The procedure for doing this is absolutely fascinating. You have to email Amazon directly, first of all– no quick and easy “unsubscribe” button– by diving determinedly through six or seven layers of the website to find the form and email address you need.
Then you go through a round or two of concerned Auntie I can’t-believe-you’re-getting-divorced emails (steaming cup of tea and cookies, your hand captured and pressed warmly, her brow furrowed as she leans over the kitchen table and asks, “Are you sure?”).
You’re cut loose, finally, with a message I can only describe from my overactive imagination as– well– stricken.
Oh, Anand. I never meant to hurt you.
As it turns out, marketers are kind of happy I’ve kicked Amazon to the curb. It’s likely I am a “problematic customer,” more prone to complaining about the service and shoving their emails into my Spam box. I’m just obstructionist enough to find this delightful.
I’m also more problematic than they think: I don’t find Amazon emails annoying, but rather morally suspect. The New Yorker reports beautifully here about the take-no-prisoners attitude of Amazon and its founder, Jeff Bezos, towards book publishers (arguably a cartel in and of themselves), and Mother Jones also recently sent someone undercover to work in a warehouse that supplies companies like Amazon. Here’s one of my favorite lines from that shudder-inducing piece: “I feel genuinely sorry for any child I might have who ever asks me for anything for Christmas, only to be informed that every time a “Place Order” button rings, a poor person takes four Advil and gets told they suck at their job.”
I’ve tried this once before when I was still in the classroom– cancelling my account, that is. But then I discovered that I couldn’t find my DVD of the adaptation of Gary Paulsen’s “Nightjohn,” and I needed it for my unit in, like, six days. I caved, and re-registered.
There’s disturbing parallels, like that one, all over warehouse employment and public education. Like the low-wage temps warehouses hire, as a typical teacher I don’t really have the money to pay for the approximately $500-800 in extraneous supplies most teachers spend out of their own pockets, so I need to use Amazon for their cheap prices (and the likelihood that they actually stock the “Nightjohn” movie from 1996). Like dehumanized warehouse employees, as a typical teacher I also don’t have any time to plan or think ahead, so I’m discovering my lack of critical equipment much too late. I need the author of the Mother Jones piece to take her four Advil at 3 am and go find my damn video.
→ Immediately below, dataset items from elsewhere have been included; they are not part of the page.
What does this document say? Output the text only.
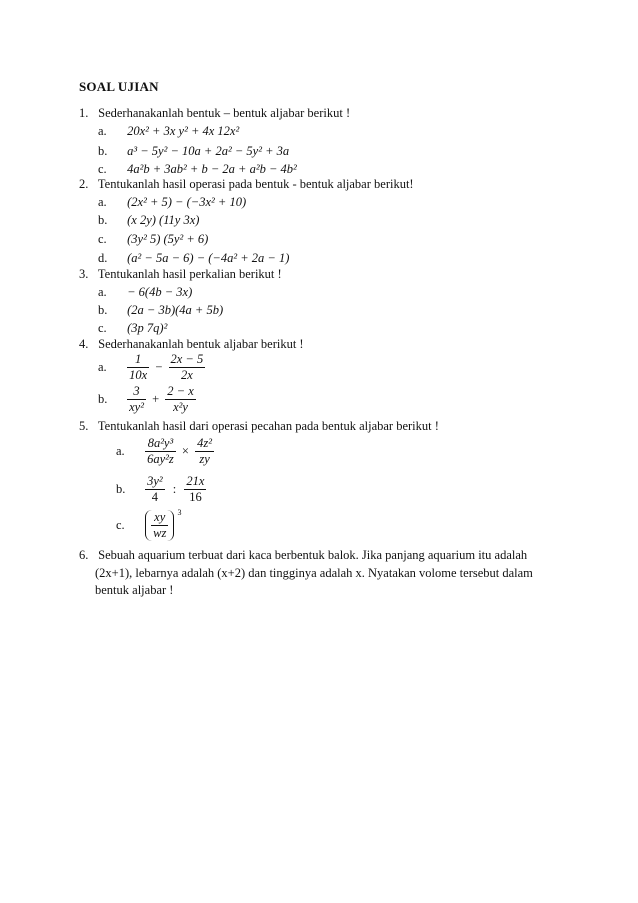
SOAL UJIAN
1. Sederhanakanlah bentuk – bentuk aljabar berikut !
a. 20x² + 3x y² + 4x 12x²
b. a³ − 5y² − 10a + 2a² − 5y² + 3a
c. 4a²b + 3ab² + b − 2a + a²b − 4b²
2. Tentukanlah hasil operasi pada bentuk - bentuk aljabar berikut!
a. (2x² + 5) − (−3x² + 10)
b. (x 2y) (11y 3x)
c. (3y² 5) (5y² + 6)
d. (a² − 5a − 6) − (−4a² + 2a − 1)
3. Tentukanlah hasil perkalian berikut !
a. − 6(4b − 3x)
b. (2a − 3b)(4a + 5b)
c. (3p 7q)²
4. Sederhanakanlah bentuk aljabar berikut !
a. $\frac{1}{10x} - \frac{2x - 5}{2x}$
b. $\frac{3}{\text{xy²}} + \frac{2 - x}{\text{x²y}}$
5. Tentukanlah hasil dari operasi pecahan pada bentuk aljabar berikut !
a. $\frac{\text{8a²y³}}{\text{6ay²z}} \times \frac{\text{4z²}}{zy}$
b. $\frac{\text{3y²}}{4}$ : $\frac{21x}{16}$
c. $\frac{xy}{wz} ^3$
6. Sebuah aquarium terbuat dari kaca berbentuk balok. Jika panjang aquarium itu adalah
(2x+1), lebarnya adalah (x+2) dan tingginya adalah x. Nyatakan volome tersebut dalam
bentuk aljabar !
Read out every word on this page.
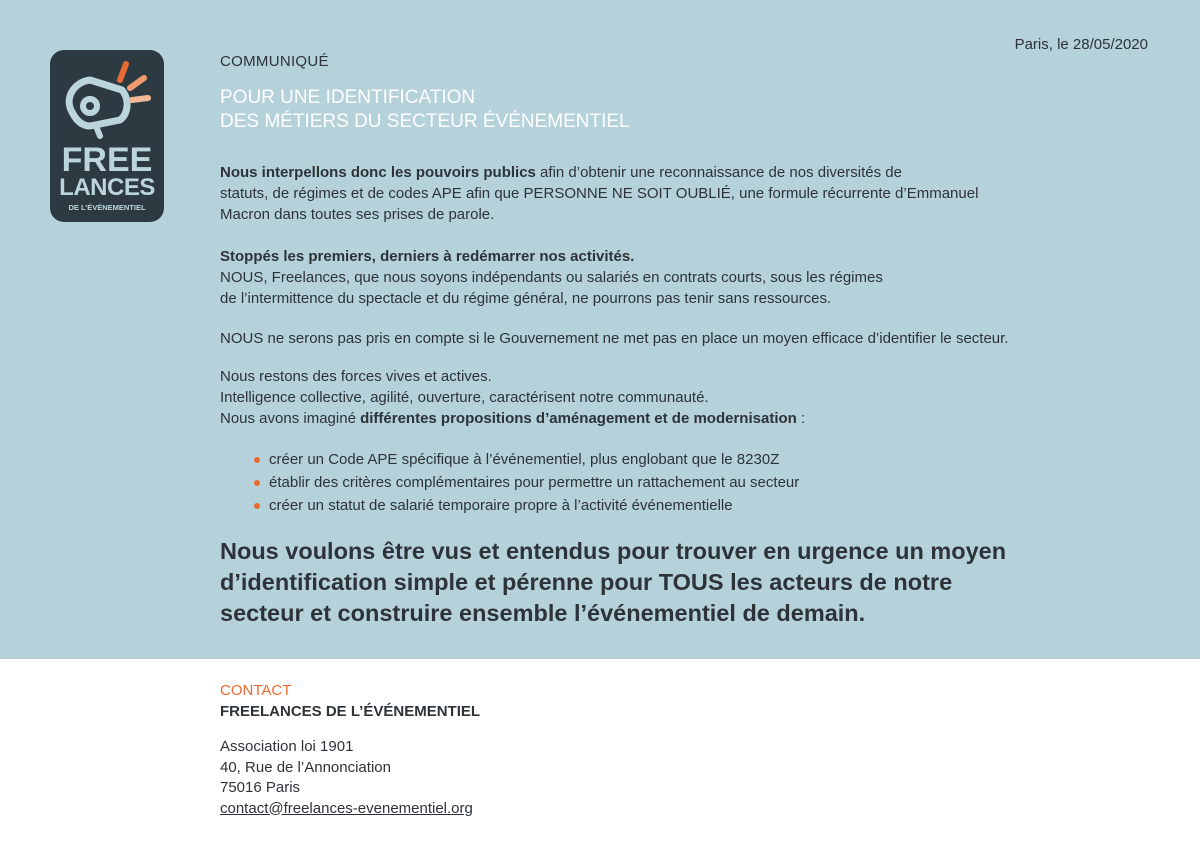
FREE
LANCES
DE L’ÉVÉNEMENTIEL
Paris, le 28/05/2020
COMMUNIQUÉ
POUR UNE IDENTIFICATION
DES MÉTIERS DU SECTEUR ÉVÉNEMENTIEL
Nous interpellons donc les pouvoirs publics afin d’obtenir une reconnaissance de nos diversités de
statuts, de régimes et de codes APE afin que PERSONNE NE SOIT OUBLIÉ, une formule récurrente d’Emmanuel
Macron dans toutes ses prises de parole.
Stoppés les premiers, derniers à redémarrer nos activités.
NOUS, Freelances, que nous soyons indépendants ou salariés en contrats courts, sous les régimes
de l’intermittence du spectacle et du régime général, ne pourrons pas tenir sans ressources.
NOUS ne serons pas pris en compte si le Gouvernement ne met pas en place un moyen efficace d’identifier le secteur.
Nous restons des forces vives et actives.
Intelligence collective, agilité, ouverture, caractérisent notre communauté.
Nous avons imaginé différentes propositions d’aménagement et de modernisation :
créer un Code APE spécifique à l’événementiel, plus englobant que le 8230Z
établir des critères complémentaires pour permettre un rattachement au secteur
créer un statut de salarié temporaire propre à l’activité événementielle
Nous voulons être vus et entendus pour trouver en urgence un moyen
d’identification simple et pérenne pour TOUS les acteurs de notre
secteur et construire ensemble l’événementiel de demain.
CONTACT
FREELANCES DE L’ÉVÉNEMENTIEL
Association loi 1901
40, Rue de l’Annonciation
75016 Paris
contact@freelances-evenementiel.org
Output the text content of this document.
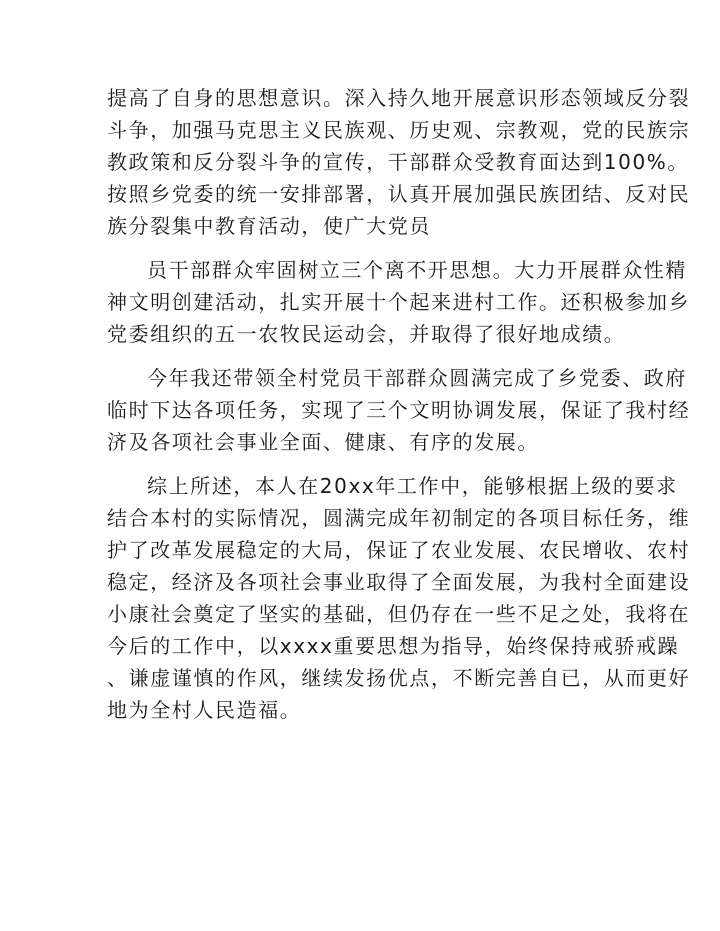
提高了自身的思想意识。深入持久地开展意识形态领域反分裂
斗争，加强马克思主义民族观、历史观、宗教观，党的民族宗
教政策和反分裂斗争的宣传，干部群众受教育面达到100%。
按照乡党委的统一安排部署，认真开展加强民族团结、反对民
族分裂集中教育活动，使广大党员

员干部群众牢固树立三个离不开思想。大力开展群众性精
神文明创建活动，扎实开展十个起来进村工作。还积极参加乡
党委组织的五一农牧民运动会，并取得了很好地成绩。

今年我还带领全村党员干部群众圆满完成了乡党委、政府
临时下达各项任务，实现了三个文明协调发展，保证了我村经
济及各项社会事业全面、健康、有序的发展。

综上所述，本人在20xx年工作中，能够根据上级的要求
结合本村的实际情况，圆满完成年初制定的各项目标任务，维
护了改革发展稳定的大局，保证了农业发展、农民增收、农村
稳定，经济及各项社会事业取得了全面发展，为我村全面建设
小康社会奠定了坚实的基础，但仍存在一些不足之处，我将在
今后的工作中，以xxxx重要思想为指导，始终保持戒骄戒躁
、谦虚谨慎的作风，继续发扬优点，不断完善自已，从而更好
地为全村人民造福。
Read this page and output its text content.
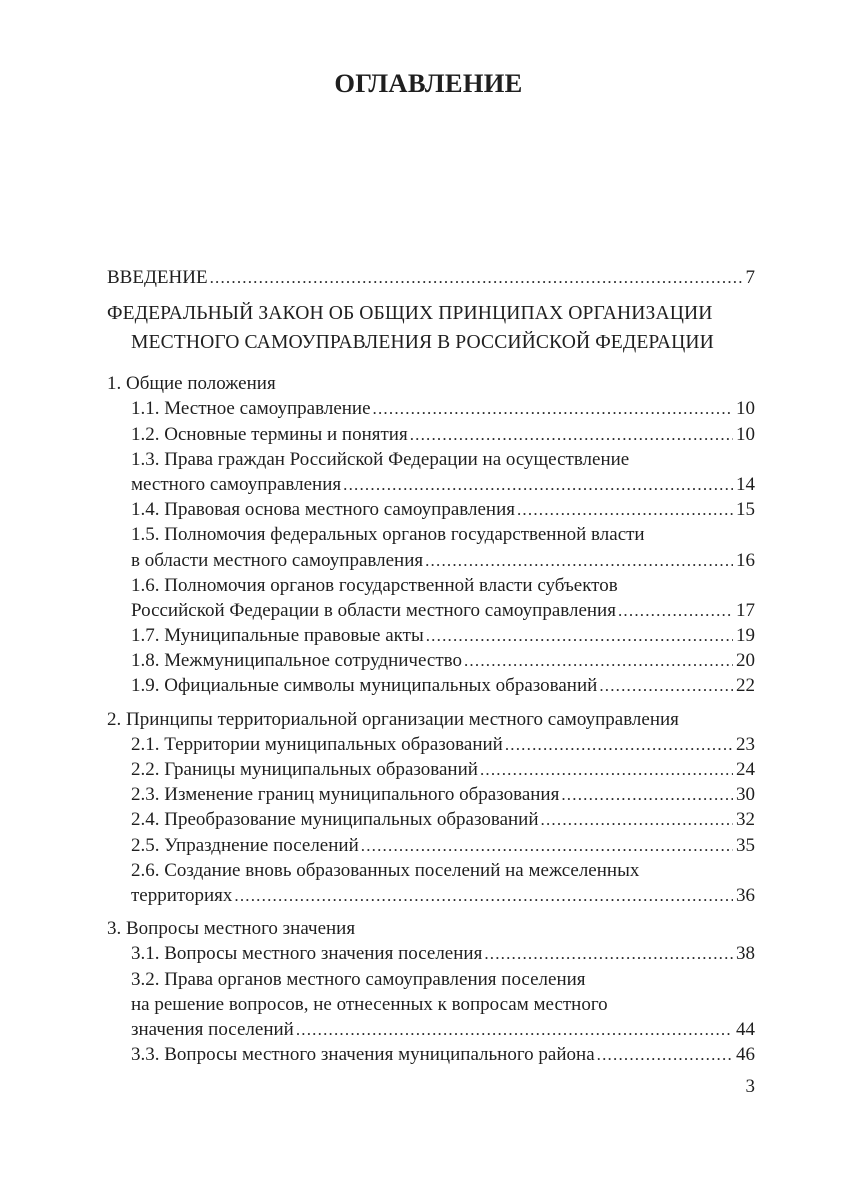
ОГЛАВЛЕНИЕ
ВВЕДЕНИЕ .....	7
ФЕДЕРАЛЬНЫЙ ЗАКОН ОБ ОБЩИХ ПРИНЦИПАХ ОРГАНИЗАЦИИ
МЕСТНОГО САМОУПРАВЛЕНИЯ В РОССИЙСКОЙ ФЕДЕРАЦИИ
1. Общие положения
1.1. Местное самоуправление .....	10
1.2. Основные термины и понятия .....	10
1.3. Права граждан Российской Федерации на осуществление
местного самоуправления .....	14
1.4. Правовая основа местного самоуправления .....	15
1.5. Полномочия федеральных органов государственной власти
в области местного самоуправления .....	16
1.6. Полномочия органов государственной власти субъектов
Российской Федерации в области местного самоуправления .....	17
1.7. Муниципальные правовые акты .....	19
1.8. Межмуниципальное сотрудничество .....	20
1.9. Официальные символы муниципальных образований .....	22
2. Принципы территориальной организации местного самоуправления
2.1. Территории муниципальных образований .....	23
2.2. Границы муниципальных образований .....	24
2.3. Изменение границ муниципального образования .....	30
2.4. Преобразование муниципальных образований .....	32
2.5. Упразднение поселений .....	35
2.6. Создание вновь образованных поселений на межселенных
территориях .....	36
3. Вопросы местного значения
3.1. Вопросы местного значения поселения .....	38
3.2. Права органов местного самоуправления поселения
на решение вопросов, не отнесенных к вопросам местного
значения поселений .....	44
3.3. Вопросы местного значения муниципального района .....	46
3
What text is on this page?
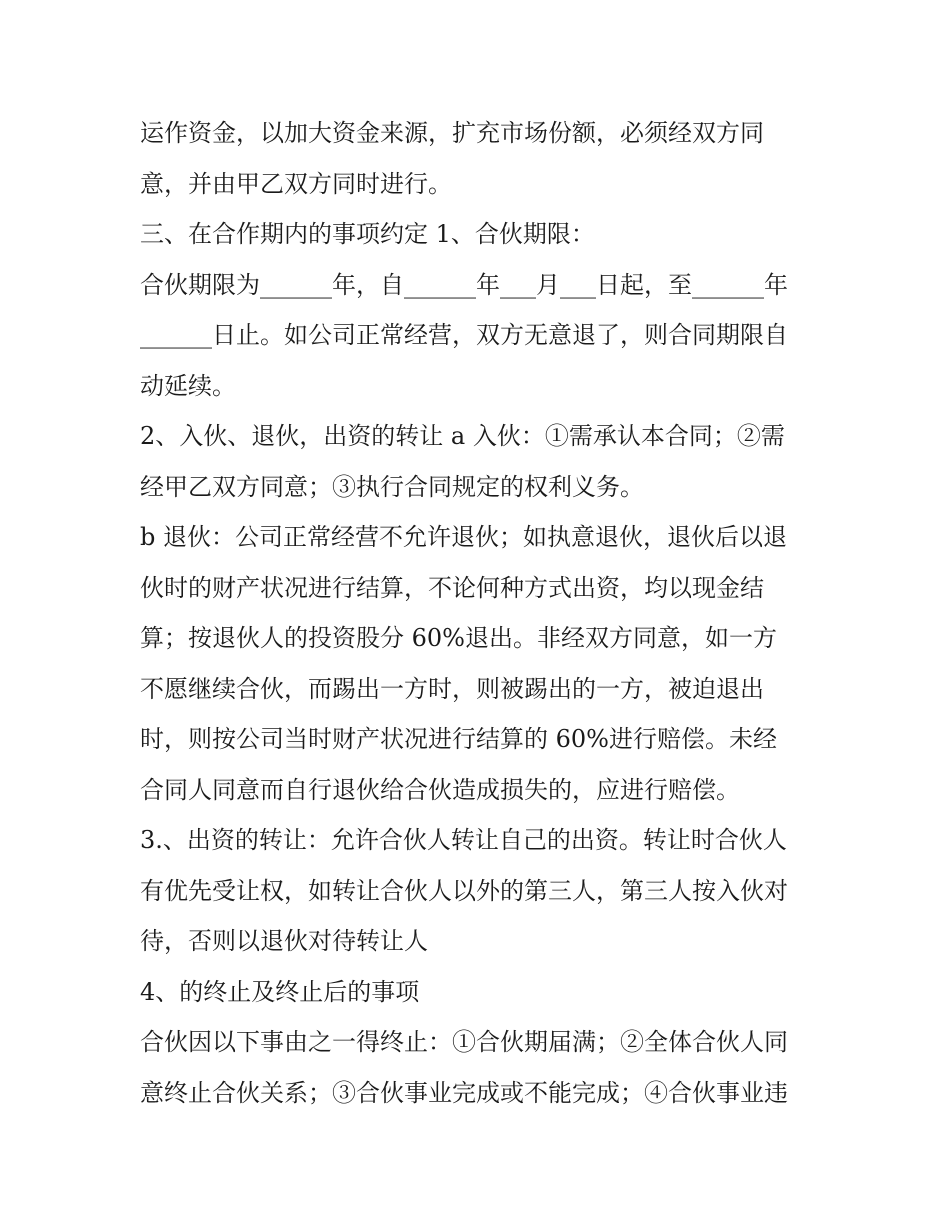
运作资金，以加大资金来源，扩充市场份额，必须经双方同
意，并由甲乙双方同时进行。
三、在合作期内的事项约定 1、合伙期限：
合伙期限为______年，自______年___月___日起，至______年
______日止。如公司正常经营，双方无意退了，则合同期限自
动延续。
2、入伙、退伙，出资的转让 a 入伙：①需承认本合同；②需
经甲乙双方同意；③执行合同规定的权利义务。
b 退伙：公司正常经营不允许退伙；如执意退伙，退伙后以退
伙时的财产状况进行结算，不论何种方式出资，均以现金结
算；按退伙人的投资股分 60%退出。非经双方同意，如一方
不愿继续合伙，而踢出一方时，则被踢出的一方，被迫退出
时，则按公司当时财产状况进行结算的 60%进行赔偿。未经
合同人同意而自行退伙给合伙造成损失的，应进行赔偿。
3.、出资的转让：允许合伙人转让自己的出资。转让时合伙人
有优先受让权，如转让合伙人以外的第三人，第三人按入伙对
待，否则以退伙对待转让人
4、的终止及终止后的事项
合伙因以下事由之一得终止：①合伙期届满；②全体合伙人同
意终止合伙关系；③合伙事业完成或不能完成；④合伙事业违
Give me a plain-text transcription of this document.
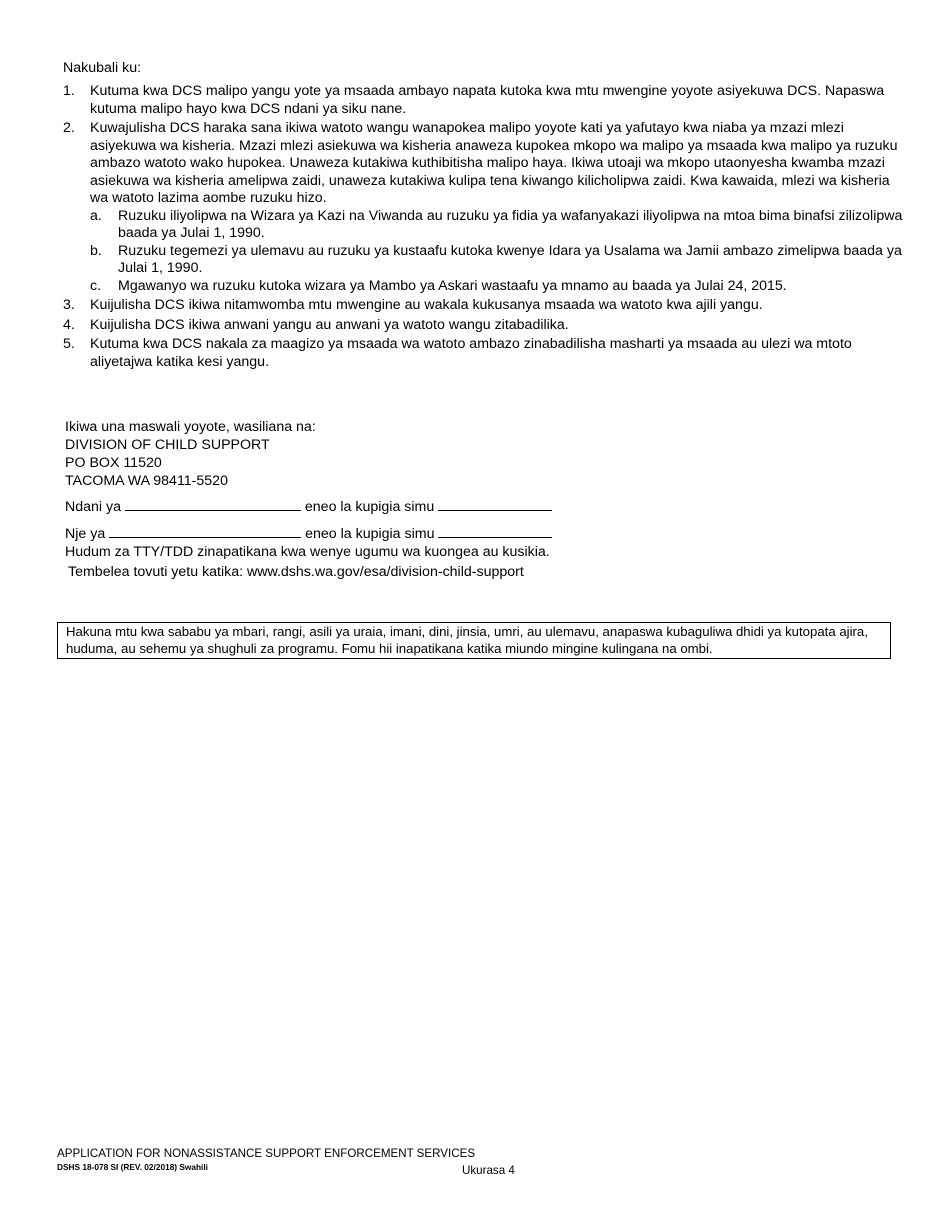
Nakubali ku:
1. Kutuma kwa DCS malipo yangu yote ya msaada ambayo napata kutoka kwa mtu mwengine yoyote asiyekuwa DCS. Napaswa kutuma malipo hayo kwa DCS ndani ya siku nane.
2. Kuwajulisha DCS haraka sana ikiwa watoto wangu wanapokea malipo yoyote kati ya yafutayo kwa niaba ya mzazi mlezi asiyekuwa wa kisheria. Mzazi mlezi asiekuwa wa kisheria anaweza kupokea mkopo wa malipo ya msaada kwa malipo ya ruzuku ambazo watoto wako hupokea. Unaweza kutakiwa kuthibitisha malipo haya. Ikiwa utoaji wa mkopo utaonyesha kwamba mzazi asiekuwa wa kisheria amelipwa zaidi, unaweza kutakiwa kulipa tena kiwango kilicholipwa zaidi. Kwa kawaida, mlezi wa kisheria wa watoto lazima aombe ruzuku hizo.
a. Ruzuku iliyolipwa na Wizara ya Kazi na Viwanda au ruzuku ya fidia ya wafanyakazi iliyolipwa na mtoa bima binafsi zilizolipwa baada ya Julai 1, 1990.
b. Ruzuku tegemezi ya ulemavu au ruzuku ya kustaafu kutoka kwenye Idara ya Usalama wa Jamii ambazo zimelipwa baada ya Julai 1, 1990.
c. Mgawanyo wa ruzuku kutoka wizara ya Mambo ya Askari wastaafu ya mnamo au baada ya Julai 24, 2015.
3. Kuijulisha DCS ikiwa nitamwomba mtu mwengine au wakala kukusanya msaada wa watoto kwa ajili yangu.
4. Kuijulisha DCS ikiwa anwani yangu au anwani ya watoto wangu zitabadilika.
5. Kutuma kwa DCS nakala za maagizo ya msaada wa watoto ambazo zinabadilisha masharti ya msaada au ulezi wa mtoto aliyetajwa katika kesi yangu.
Ikiwa una maswali yoyote, wasiliana na:
DIVISION OF CHILD SUPPORT
PO BOX 11520
TACOMA WA 98411-5520
Ndani ya	eneo la kupigia simu
Nje ya	eneo la kupigia simu
Hudum za TTY/TDD zinapatikana kwa wenye ugumu wa kuongea au kusikia.
Tembelea tovuti yetu katika: www.dshs.wa.gov/esa/division-child-support
Hakuna mtu kwa sababu ya mbari, rangi, asili ya uraia, imani, dini, jinsia, umri, au ulemavu, anapaswa kubaguliwa dhidi ya kutopata ajira, huduma, au sehemu ya shughuli za programu. Fomu hii inapatikana katika miundo mingine kulingana na ombi.
APPLICATION FOR NONASSISTANCE SUPPORT ENFORCEMENT SERVICES
DSHS 18-078 SI (REV. 02/2018) Swahili	Ukurasa 4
I feed the monster. Or perhaps more accurately, the monster feeds itself.
So I’m not dissing teachers for holding onto their Amazon accounts– believe me, I understand. But I humbly offer here five alternate paths I have employed over the years to stop feeding the monster, at least in terms of books.
1) GO TO WWW.BETTERWORLDBOOKS.COM FIRST. Better World Books is not nearly as well known as it should be among teachers. 8 times out of 10, they have the weird book I need, and more cheaply than Amazon. Better World Books collects and sells only used books, and donates or recycles all of its products that it doesn’t sell on line. They environmentally offset their shipping. I never pay shipping costs. And judging from all their press, it’s a good place to work. Check it out.
2) GO TO WWW.INDIEBOUND.ORG NEXT. IndieBound hooks you up with local booksellers so that you’re not only getting out of the Amazon game, but also the Barnes and Nobles one. I have always been able to find the titles I need here; no moldy Dick-and-Jane leftovers from the 60’s, unless you want them.
3) BECOME A MEMBER OF WWW.PAPERBACKSWAP.COM. The digital version of “Hey, I have this book I finished– do you want it?” Completely free. Audio books available through this website as well.
4) GET LOCAL LIBRARY BOOK SALES ON YOUR CALENDAR. Most branches of your local library will have kick-butt cheap-as-heck decent-books sales semi-annually, around the same time; I stick the typical dates on my Google calendar and set to repeat once a year to twig me to check out the dates and head over. First day usually gets you the best selection; last day will usually net you some kind of “bag of books for $5” sale. No sticky questions about what you’re money’s supporting, either.
5) EXPLORE ALTERNATE PUBLISHING COMPANIES. The one mentioned in the New Yorker piece, OR Books, is a great place to start. Granted, most of their select titles are for grown-ups (my absolute laugh-out-loud favorite being _Fifty Shades of Louisa May_), but check out the annual Independent Book Publisher Awards in the Juvenile and Young Adult categories to get a very good sense of what other treasures are out there. Here’s three to check out for fun:
If you contact these little places, explain you’re a teacher who teaches in their demographic and would like to serve as an advance reviewer; you can also sometimes get free books that way.
Got any tips and tricks for sticking it to the Book Man? Leave them in the comments. Meantime, at least for now, I am enjoying my Amazon-free me.